Make sure your investments grow with your children.
With college tuition rising faster than inflation, stocks are the best investment to help your education-savings portfolio keep pace long-term.
As your child nears college age, the downside risk of stocks becomes more significant, for the simple reason that university bursars won't defer tuition bills just because you lost money in a crash.
Bonds and cash should begin to play an increasingly significant role when Junior hits high school.
Keep your investments simple, and stick to mutual funds that have solid three- to five-year track records and low expenses. You can even opt to have the fund company make automatic monthly withdrawals from your bank account to force you to save.
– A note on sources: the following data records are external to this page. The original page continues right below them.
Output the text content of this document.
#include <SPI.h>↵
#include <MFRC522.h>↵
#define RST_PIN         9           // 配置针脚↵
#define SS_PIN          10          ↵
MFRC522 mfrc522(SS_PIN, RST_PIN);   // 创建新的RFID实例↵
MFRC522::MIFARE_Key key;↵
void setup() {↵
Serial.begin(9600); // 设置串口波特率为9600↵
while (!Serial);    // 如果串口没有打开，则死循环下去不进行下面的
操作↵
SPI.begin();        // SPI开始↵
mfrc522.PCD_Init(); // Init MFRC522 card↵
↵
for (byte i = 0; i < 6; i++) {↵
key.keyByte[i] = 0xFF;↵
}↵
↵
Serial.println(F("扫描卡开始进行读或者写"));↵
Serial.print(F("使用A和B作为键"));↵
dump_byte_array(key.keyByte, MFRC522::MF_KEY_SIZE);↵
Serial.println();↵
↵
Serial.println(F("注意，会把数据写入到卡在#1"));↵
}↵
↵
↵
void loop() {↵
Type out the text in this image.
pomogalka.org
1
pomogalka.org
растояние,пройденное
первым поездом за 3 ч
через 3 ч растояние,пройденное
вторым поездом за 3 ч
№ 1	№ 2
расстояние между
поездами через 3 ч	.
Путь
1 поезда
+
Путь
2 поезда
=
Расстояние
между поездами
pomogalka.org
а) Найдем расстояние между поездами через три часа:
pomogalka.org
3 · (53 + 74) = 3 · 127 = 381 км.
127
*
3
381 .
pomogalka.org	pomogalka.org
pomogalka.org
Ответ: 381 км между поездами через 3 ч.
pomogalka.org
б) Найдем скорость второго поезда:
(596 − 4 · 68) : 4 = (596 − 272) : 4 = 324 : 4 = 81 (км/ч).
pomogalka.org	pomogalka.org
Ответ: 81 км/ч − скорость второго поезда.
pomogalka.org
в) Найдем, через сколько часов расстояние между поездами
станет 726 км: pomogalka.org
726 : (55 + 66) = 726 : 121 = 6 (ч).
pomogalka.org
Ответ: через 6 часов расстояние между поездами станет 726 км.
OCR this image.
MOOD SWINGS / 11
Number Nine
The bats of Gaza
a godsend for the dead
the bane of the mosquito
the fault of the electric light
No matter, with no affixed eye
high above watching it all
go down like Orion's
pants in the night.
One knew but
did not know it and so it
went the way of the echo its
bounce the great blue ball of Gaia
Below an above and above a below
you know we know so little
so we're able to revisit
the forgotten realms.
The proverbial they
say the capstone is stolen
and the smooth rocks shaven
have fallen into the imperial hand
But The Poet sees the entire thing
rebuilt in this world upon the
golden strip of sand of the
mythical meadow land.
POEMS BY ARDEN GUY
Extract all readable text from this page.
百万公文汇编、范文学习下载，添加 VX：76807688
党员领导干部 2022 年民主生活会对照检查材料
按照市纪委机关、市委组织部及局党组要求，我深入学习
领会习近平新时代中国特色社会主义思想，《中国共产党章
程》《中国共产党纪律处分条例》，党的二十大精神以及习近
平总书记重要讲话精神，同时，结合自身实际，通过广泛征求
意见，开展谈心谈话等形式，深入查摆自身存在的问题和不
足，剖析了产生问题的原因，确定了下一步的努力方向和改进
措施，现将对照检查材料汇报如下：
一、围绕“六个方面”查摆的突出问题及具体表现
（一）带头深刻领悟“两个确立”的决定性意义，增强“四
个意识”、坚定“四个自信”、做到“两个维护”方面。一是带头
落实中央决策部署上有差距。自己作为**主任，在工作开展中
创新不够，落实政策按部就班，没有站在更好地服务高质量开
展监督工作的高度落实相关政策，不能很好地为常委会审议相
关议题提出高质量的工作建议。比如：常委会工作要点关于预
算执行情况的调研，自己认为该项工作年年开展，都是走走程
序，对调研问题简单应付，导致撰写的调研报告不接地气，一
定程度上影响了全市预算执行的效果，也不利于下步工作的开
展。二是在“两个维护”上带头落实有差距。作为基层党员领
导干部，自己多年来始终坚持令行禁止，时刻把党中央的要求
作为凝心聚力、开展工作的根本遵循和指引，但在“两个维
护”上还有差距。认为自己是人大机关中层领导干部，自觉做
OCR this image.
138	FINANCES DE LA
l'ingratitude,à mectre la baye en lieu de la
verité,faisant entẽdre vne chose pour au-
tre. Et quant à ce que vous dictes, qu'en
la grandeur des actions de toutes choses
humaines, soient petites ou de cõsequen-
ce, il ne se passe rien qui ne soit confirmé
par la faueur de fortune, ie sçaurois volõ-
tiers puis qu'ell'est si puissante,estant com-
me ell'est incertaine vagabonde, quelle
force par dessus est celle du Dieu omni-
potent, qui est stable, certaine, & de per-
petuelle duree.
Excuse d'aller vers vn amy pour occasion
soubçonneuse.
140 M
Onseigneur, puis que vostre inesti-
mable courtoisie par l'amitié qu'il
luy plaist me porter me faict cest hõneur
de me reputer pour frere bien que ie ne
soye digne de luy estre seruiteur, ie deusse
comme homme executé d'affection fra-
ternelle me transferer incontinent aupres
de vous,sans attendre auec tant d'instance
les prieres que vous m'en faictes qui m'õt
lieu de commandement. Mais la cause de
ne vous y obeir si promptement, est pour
Most planners recommend that you base your asset allocation on your child's age. If your child is eight or younger, you can keep 60 to 95% of your money in stocks. You can choose a balanced fund, which holds a prescribed ratio, usually 60-40, of stocks to bonds. Or you can choose your own mix of funds and invest proportionately. For help in finding the right mix for your savings goal, try our Asset Allocator.
When your child is between ages 9 and 13, your portfolio should get more conservative, not by moving money out of your earlier investments but directing more of your new contributions to bond funds and tamer stock funds.
For example, if you were putting 90% of your contributions into stock funds, and 10% into bond funds, switch to a 50-50 allocation. If you want to curb the volatility that stock funds can create, put your contributions into equity-income funds, which invest in stocks paying high dividends and tend to ride market dips better.
When your child turns 14, start to shelter the returns you've earned so far. You can do this by moving your equity assets into money market and short-term bond funds over the next four years, so that by the time your child enters college, you are out of equities entirely and can cash out quickly.
If the bond portion of your savings has exceeded $10,000, you may consider purchasing government short-term Treasury notes directly from the U.S. Treasury, to avoid paying any management fees to a fund company.